History of Water Treatments

The controlled use of water dates back to at least 8,000 B.C. when farmers in Egypt and parts of Asia trapped floodwaters for crop irrigation. Thus concept of using irrigation canals to bring water to crops, rather than waiting for a flood, was first developed about 2,000 B.C. in Egypt and Peru. The city of Karcho, what is now call Jordan, built two aqueducts to bring an adequate supply of water for the city's population by about 1,000 B.C. This is the first recorded instance of a planned municipal water supply.

Early water treatment was surprisingly advanced, although rarely practiced. An ancient Sanskrit manuscript, from what is now India, advises that drinking water should be kept in copper vessels, exposed to sunlight, and filtered through charcoal where ancient Egyptian inscriptions give similar advice. Many of these methods are still used today. The Greek medical practitioner Hippocrates suggested that water should be boiled and strained through a piece of cloth about 400 B.C. Despite these early references, most people drank untreated water from flowing streams or subterranean wells. As long as there were no sources of contamination nearby, this was a satisfactory solution.

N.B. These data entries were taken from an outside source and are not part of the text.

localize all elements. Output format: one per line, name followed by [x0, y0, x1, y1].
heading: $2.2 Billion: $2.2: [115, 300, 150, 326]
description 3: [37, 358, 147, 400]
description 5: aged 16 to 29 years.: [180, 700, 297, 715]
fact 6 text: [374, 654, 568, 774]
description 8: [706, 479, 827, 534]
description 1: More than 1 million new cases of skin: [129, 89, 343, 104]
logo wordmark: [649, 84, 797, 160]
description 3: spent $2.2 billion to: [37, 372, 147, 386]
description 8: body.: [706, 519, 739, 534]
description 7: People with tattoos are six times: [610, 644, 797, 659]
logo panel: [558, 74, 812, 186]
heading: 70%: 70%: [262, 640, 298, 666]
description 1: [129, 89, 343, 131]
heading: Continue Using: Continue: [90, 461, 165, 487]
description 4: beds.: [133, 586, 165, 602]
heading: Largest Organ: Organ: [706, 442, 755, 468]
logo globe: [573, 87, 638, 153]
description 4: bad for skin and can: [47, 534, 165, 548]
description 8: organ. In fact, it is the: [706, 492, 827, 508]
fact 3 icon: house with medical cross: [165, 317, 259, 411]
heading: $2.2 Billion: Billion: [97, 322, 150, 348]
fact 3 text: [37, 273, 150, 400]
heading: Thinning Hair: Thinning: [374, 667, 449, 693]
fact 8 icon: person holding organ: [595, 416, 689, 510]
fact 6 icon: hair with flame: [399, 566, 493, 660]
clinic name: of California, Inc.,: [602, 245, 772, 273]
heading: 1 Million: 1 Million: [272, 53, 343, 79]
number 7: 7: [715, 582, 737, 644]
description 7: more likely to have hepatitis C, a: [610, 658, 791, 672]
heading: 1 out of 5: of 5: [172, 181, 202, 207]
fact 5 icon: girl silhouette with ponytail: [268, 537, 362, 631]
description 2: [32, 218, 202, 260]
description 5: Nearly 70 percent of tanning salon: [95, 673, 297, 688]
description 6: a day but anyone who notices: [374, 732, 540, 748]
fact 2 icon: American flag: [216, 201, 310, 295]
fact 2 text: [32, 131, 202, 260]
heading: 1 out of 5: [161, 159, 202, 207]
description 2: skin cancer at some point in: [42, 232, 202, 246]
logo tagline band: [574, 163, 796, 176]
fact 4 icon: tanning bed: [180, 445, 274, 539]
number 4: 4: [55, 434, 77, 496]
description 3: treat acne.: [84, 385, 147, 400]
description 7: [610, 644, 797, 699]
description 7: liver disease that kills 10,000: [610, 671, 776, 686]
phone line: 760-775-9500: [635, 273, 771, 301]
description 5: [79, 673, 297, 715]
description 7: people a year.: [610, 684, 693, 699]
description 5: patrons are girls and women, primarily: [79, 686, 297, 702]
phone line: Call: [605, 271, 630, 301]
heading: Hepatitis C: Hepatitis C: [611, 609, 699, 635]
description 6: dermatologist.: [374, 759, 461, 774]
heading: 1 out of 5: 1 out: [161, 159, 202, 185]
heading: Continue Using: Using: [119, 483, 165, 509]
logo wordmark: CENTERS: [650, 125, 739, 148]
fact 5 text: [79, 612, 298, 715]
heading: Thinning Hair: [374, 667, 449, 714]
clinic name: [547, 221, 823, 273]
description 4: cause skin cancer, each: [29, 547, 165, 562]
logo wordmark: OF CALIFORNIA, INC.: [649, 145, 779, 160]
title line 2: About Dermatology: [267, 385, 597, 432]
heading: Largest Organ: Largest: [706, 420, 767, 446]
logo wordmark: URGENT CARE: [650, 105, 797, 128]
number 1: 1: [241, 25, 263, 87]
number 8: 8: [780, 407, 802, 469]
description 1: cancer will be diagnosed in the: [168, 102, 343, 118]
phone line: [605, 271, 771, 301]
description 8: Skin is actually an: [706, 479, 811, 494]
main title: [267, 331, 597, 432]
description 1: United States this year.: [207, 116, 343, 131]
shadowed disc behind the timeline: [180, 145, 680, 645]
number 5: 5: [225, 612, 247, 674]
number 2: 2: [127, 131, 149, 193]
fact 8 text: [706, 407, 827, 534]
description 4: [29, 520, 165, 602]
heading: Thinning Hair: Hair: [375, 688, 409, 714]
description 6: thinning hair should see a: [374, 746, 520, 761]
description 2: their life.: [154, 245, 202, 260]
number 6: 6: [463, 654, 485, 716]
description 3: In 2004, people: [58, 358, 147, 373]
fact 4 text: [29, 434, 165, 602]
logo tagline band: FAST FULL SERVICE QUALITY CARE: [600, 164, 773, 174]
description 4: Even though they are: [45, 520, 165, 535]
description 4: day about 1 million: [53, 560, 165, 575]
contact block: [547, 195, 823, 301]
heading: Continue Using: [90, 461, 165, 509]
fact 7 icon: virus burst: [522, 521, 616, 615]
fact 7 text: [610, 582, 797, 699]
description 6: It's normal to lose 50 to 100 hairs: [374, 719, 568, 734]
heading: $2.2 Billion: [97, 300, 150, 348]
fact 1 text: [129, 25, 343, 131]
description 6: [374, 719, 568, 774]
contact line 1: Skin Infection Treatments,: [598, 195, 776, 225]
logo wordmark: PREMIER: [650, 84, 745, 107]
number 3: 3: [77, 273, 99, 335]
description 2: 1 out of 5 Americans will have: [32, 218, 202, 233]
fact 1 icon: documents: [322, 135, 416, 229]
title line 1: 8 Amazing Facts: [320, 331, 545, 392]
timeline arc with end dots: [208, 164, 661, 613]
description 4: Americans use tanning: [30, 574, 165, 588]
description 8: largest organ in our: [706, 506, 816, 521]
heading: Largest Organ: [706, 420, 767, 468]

As the population of Europe and other parts of the civilized world grew parallel to the industrial revolution, their sources of water became increasingly contaminated. Thus in many cities, in Europe and other parts, where  rivers that served as the primary sources of drinking water were so badly contaminated with sewage that they resembled open cesspools which act as host for Cholera, typhoid, and many other water-borne diseases. In 1800, William Cruikshank of England demonstrated that small doses of chlorine would kill germs in water and by the 1890s, several municipalities found that slowly filtering water through beds of sand could also significantly reduce the incidence of disease. The public outcry for safe drinking water reached such a crescendo that by the early 1900s where most major cities in the United States had installed some sort of water treatment system by that time.

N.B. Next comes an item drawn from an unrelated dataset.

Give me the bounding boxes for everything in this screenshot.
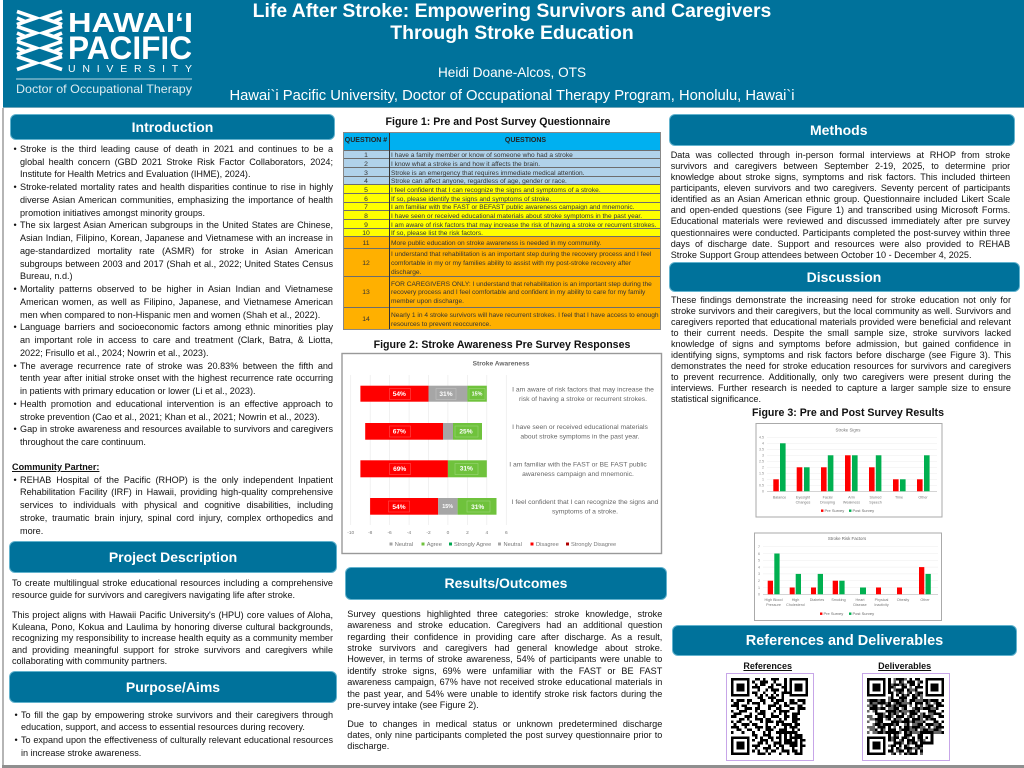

Even through water treatment is established, water contamination remained a serious concern as an increasing amount of industrial wastes poured into the rivers and lakes. As the adverse health effects of lead, arsenic, pesticides, and other chemicals became known, the United States federal government was obliged to pass the Water Pollution Control Act of 1948. This was the first comprehensive legislation to define and regulate water quality, which was later followed by a series of increasingly tougher requirements, culminating in the current Environmental Protection Agency (EPA) water quality standards.

The Water Quality Parameters

Over the years water quality and attitudes towards it have changed greatly particularly in the food and beverage industries. The most significant criteria have been the appearance, especially in the beverage industry. However, factors such as taste have gained great importance over the years. However, probably the most important factor to arise in terms of quality due to water pollution is the quantity of coliform bacteria that is present in the water supply.

The appearance or turbidity is a measure of cloudiness and color, where accepted turbidity in most food and beverage production is 10 units. But ice has the exception with a turbidity factor of 5 units and most carbonated beverages with a turbidity factor of 2 units and water used in distilled spirits can have a turbidity factor as high as 10 units. Color is only specified for baked good at 10 units and carbonated beverages at 10 units and ice with 5 units.

Taste and odor of water is another important factor in food processing and the cleaning of the food processing machines/equipment. However there has yet to an absolute standard established for taste and odor for water in these applications. Since water is odorless, any water with a perceived odor could be considered unacceptable which is also true for taste even though water can often be described as tasting good or tasting bad. Water that tastes bad may contain dissolved mineral salts such as oxides from iron and/or organic matter such as dried leaves bacteria and algae.